#!/usr/bin/ruby
# Fetches all Virginia Tech classes from the timetable and spits them out into a nice JSON object
# Can be run with option of which file to save output to or will save to classes.json by default
require 'rubygems'
require 'mechanize'
require 'nokogiri'
require 'json'
#Create Mechanize Browser and Class Data hash to load data into
agent = Mechanize.new
classData = Hash.new
#Get Subjects from Timetable page
page = agent.get("https://banweb.banner.vt.edu/ssb/prod/HZSKVTSC.P_ProcRequest")

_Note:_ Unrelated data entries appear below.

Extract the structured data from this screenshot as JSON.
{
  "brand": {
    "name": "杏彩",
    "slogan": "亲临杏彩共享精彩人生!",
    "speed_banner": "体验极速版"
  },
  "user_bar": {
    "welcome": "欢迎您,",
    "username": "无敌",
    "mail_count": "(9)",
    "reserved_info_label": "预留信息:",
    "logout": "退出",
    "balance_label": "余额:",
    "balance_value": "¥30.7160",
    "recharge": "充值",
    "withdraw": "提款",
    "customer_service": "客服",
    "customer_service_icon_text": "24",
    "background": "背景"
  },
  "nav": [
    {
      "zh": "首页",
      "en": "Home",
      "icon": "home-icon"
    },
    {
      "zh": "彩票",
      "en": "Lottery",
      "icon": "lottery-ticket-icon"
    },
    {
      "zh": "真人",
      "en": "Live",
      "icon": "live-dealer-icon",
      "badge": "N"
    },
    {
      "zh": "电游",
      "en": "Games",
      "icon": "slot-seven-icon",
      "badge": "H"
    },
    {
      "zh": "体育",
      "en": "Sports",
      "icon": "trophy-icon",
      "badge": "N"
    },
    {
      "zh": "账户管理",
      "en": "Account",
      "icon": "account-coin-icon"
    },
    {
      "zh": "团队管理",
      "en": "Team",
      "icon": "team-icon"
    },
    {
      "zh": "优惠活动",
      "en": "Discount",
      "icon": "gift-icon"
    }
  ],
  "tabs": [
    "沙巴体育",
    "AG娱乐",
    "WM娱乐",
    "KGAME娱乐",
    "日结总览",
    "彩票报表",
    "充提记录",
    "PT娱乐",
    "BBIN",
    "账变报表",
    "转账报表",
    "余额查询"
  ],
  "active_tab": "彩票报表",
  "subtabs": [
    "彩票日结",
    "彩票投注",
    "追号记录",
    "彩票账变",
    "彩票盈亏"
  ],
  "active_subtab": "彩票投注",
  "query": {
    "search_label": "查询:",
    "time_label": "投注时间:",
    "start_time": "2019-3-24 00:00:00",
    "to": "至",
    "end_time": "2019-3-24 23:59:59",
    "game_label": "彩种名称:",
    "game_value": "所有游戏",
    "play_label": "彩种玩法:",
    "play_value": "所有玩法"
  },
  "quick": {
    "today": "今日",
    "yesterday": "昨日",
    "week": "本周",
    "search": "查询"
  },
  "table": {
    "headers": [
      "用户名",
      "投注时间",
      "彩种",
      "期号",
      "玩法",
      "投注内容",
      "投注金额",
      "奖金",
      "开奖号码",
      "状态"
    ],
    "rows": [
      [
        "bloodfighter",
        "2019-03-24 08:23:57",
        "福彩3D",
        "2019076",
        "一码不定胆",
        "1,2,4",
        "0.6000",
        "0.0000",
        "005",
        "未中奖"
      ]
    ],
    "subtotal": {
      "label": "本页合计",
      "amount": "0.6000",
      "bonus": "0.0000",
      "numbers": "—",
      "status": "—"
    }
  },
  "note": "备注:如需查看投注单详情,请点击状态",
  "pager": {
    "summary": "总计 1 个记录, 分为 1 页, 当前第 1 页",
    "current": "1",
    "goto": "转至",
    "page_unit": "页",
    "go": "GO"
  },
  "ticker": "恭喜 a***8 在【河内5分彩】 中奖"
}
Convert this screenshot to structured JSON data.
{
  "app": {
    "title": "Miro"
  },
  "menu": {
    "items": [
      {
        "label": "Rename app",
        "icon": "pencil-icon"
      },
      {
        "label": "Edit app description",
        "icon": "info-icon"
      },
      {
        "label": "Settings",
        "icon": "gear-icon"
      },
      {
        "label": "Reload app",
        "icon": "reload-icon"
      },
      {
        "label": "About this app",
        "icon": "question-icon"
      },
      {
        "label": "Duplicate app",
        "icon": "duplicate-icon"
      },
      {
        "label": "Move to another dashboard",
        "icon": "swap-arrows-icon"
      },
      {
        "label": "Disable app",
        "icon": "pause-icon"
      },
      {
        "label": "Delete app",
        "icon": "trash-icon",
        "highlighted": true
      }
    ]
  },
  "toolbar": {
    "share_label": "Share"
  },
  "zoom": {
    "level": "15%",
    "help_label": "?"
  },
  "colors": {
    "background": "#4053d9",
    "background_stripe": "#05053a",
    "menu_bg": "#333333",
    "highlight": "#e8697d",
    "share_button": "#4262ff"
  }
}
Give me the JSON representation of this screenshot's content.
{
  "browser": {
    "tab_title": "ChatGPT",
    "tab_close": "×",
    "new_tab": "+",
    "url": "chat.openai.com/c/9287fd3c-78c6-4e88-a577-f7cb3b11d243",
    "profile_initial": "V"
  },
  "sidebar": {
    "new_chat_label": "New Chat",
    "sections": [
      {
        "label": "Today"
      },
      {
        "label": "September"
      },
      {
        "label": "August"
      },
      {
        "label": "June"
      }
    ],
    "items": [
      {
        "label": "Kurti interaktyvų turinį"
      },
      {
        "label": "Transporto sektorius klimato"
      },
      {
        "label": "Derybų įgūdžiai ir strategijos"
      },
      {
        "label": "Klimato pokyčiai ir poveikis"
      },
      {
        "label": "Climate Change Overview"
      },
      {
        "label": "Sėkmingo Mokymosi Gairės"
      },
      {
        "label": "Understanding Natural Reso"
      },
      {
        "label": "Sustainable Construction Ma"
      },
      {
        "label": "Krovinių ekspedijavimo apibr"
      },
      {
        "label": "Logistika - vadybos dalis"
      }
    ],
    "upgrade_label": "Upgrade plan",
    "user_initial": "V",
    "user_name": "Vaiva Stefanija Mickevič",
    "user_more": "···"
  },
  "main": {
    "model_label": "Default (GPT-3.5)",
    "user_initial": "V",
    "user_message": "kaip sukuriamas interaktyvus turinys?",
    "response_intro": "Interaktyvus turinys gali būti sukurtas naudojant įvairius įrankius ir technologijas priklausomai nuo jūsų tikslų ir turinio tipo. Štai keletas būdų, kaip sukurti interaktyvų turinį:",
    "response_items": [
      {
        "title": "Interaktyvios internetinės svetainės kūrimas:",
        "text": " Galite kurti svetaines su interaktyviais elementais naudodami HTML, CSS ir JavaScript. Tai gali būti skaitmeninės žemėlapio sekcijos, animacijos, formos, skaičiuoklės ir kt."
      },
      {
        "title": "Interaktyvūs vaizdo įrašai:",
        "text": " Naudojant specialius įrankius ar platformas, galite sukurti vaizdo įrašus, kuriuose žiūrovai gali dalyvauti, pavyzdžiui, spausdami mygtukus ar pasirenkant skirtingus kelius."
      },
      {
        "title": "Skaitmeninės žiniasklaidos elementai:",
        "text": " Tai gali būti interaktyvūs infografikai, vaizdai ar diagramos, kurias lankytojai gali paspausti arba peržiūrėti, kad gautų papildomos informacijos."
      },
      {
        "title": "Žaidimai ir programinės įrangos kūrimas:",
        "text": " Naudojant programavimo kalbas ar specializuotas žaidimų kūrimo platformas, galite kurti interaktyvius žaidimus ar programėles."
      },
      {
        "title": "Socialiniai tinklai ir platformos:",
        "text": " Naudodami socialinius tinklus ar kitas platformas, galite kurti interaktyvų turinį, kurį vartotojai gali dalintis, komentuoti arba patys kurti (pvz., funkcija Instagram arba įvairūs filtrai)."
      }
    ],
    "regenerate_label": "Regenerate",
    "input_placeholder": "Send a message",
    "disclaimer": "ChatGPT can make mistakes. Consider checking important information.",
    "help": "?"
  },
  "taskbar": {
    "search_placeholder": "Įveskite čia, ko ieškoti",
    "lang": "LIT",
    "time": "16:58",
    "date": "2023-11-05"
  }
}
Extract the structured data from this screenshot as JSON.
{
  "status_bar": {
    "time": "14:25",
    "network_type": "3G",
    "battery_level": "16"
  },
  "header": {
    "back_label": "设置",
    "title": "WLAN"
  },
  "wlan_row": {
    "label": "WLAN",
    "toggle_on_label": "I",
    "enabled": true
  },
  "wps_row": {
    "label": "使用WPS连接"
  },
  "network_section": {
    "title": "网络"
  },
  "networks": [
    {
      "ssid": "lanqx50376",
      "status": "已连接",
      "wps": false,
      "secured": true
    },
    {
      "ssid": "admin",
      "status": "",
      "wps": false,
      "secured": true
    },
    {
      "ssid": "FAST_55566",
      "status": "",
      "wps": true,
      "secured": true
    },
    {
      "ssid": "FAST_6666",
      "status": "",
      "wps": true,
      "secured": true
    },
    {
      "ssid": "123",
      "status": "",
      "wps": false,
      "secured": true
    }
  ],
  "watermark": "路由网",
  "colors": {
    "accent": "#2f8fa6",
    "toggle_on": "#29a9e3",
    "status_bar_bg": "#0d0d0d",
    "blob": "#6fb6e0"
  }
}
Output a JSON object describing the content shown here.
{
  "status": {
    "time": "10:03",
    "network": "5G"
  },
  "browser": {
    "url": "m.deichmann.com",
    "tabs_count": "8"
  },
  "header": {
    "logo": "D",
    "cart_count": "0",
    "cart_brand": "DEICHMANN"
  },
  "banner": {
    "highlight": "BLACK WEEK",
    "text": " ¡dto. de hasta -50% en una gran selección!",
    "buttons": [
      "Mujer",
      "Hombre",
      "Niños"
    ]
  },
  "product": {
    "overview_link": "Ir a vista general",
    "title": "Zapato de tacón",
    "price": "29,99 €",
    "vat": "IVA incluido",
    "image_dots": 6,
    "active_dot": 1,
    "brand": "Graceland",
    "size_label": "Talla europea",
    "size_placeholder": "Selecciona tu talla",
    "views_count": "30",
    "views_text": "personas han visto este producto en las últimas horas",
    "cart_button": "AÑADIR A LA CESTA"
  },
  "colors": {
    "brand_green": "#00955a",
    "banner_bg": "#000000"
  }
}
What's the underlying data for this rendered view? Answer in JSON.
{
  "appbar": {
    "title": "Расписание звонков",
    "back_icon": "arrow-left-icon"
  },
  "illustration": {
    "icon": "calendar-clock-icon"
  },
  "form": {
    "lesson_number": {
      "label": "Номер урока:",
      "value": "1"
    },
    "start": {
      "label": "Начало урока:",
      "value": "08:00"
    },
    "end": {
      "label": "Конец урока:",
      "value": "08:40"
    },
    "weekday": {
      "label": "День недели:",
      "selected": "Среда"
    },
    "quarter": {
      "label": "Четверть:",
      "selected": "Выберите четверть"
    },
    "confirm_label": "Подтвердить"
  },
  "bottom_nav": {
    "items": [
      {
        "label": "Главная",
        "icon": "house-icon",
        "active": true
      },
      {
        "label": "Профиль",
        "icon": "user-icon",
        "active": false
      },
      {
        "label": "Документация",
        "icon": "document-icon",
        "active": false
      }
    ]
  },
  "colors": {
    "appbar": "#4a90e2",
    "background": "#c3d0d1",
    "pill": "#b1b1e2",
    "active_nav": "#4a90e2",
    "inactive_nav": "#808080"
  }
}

subjects = page.forms.first.field_with(:name => 'subj_code').options
#Loop subjects
subjects.each do |subject|
#Get the Timetable Request page & Form
timetableSearch = agent.get("https://banweb.banner.vt.edu/ssb/prod/HZSKVTSC.P_ProcRequest")
searchDetails = page.forms.first
#Submit with specific subject
searchDetails.set_fields({
:SUBJ_CODE => subject,
:TERMYEAR => '201401',
:CAMPUS => 0
})
#Submit the form and store results into courseListings
courseListings = Nokogiri::HTML(
searchDetails.submit(searchDetails.buttons[0]).body
)
#Create Array in Hash to store all classes for subjects
classData[subject] = []
#For every Class
courseListings.css('table.dataentrytable/tr').collect do |course|
subjectClassesDetails = Hash.new
#Map Table Cells for each course to appropriate values
[
[ :crn, 'td[1]/p/a/b/text()'],
[ :course, 'td[2]/font/text()'],
[ :title, 'td[3]/text()'],
[ :type, 'td[4]/p/text()'],
[ :hrs, 'td[5]/p/text()'],
[ :seats, 'td[6]/text()'],
[ :instructor, 'td[7]/text()'],
[ :days, 'td[8]/text()'],
[ :begin, 'td[9]/text()'],
[ :end, 'td[10]/text()'],
[ :location, 'td[11]/text()'],
# [ :exam, 'td[12]/text()']
].collect do |name, xpath|
#Not an additional time session (2nd row)
if (course.at_xpath('td[1]/p/a/b/text()').to_s.strip.length > 2)
subjectClassesDetails[name] = course.at_xpath(xpath).to_s.strip
end
end
#Add class to Array for Subject!
classData[subject].push(subjectClassesDetails)
end
end
#Write Data to JSON file
open(ARGV[0] || "classes.json", 'w') do |file|
file.print JSON.pretty_generate(classData)
end
The above code is supposed to retrieve data from https://banweb.banner.vt.edu/ssb/prod/HZSKVTSC.P_ProcRequest but if I print subjects.length is prints 0 so it clearly isn't getting the correct data. The given term code "201401" is definitely the right one.
I've noticed that when I manually enter in the link to my browser the subject field doesn't allow you to select an option until a term is selected, however when I view the page source the data is clearly already there. What can I do to retrieve this data?